The equation to calculate the distance covered when the skis are powered by the thrust is:
d = v * t + 0.5 * a * t²
Where:
d is the distance covered,
v is the initial velocity (which is assumed to be 0 since the skis start from rest),
t is the time, and
a is the acceleration.
Plugging in the values:
d1 = 0.5 * a * t²
d1 = 0.5 * 2.67 m/s² * (38 s)²
d1 ≈ 2,411.97 m
This gives us the distance covered during the first phase when the skis are powered by the thrust.

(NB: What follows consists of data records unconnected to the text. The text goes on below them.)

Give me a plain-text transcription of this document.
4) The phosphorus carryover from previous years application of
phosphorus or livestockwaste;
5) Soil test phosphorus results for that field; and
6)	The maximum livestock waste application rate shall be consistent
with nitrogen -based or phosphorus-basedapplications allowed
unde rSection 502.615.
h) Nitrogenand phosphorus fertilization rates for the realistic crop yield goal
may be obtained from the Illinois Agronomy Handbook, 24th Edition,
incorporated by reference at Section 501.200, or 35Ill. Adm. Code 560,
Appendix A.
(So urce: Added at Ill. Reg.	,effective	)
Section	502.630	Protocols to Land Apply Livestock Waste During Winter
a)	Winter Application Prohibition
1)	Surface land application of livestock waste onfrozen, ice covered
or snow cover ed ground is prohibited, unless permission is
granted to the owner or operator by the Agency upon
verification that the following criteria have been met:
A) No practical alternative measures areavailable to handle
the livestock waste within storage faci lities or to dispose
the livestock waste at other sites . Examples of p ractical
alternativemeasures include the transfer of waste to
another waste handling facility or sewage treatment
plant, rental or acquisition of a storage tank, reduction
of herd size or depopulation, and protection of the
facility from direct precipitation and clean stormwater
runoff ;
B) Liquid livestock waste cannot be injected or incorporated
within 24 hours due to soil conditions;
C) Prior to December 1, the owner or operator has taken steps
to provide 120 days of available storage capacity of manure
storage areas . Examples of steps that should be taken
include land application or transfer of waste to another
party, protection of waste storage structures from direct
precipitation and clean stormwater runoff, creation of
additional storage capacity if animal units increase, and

Now, let's calculate the distance covered during the second phase when the skis are coasting due to the kinetic friction on water. The force of friction can be calculated as:
f_friction = μ * m * g
Where:
f_friction is the force of friction,
μ is the coefficient of kinetic friction on water (which is given as 0.1),
m is the mass of Jason and skis, and
g is the acceleration due to gravity.
f_friction = 0.1 * 75 kg * 9.8 m/s²
f_friction ≈ 73.5 N
Now, we can use the equation F = m * a to calculate the deceleration during this phase:
f_friction = m * a
73.5 N = 75 kg * a
a ≈ 0.98 m/s²
Using the equation of linear motion again, the distance covered during this phase can be calculated as:
d2 = v² / (2 * a)
Since the skis are coasting to a stop, the initial velocity (v) is the final velocity at the end of the first phase, which can be calculated using the equation v = a * t:
v = 2.67 m/s² * 38 s
v ≈ 101.46 m/s
Plugging in the values:
d2 = (101.46 m/s)² / (2 * 0.98 m/s²)
d2 ≈ 2617.57 m
Now, we can calculate the total distance covered by adding the distances covered during both phases:
total distance = d1 + d2
total distance ≈ 2,411.97 m + 2617.57 m
total distance ≈ 5,029.54 m
Therefore, Jason travels approximately 5,029.54 meters when he finally coasts to a stop.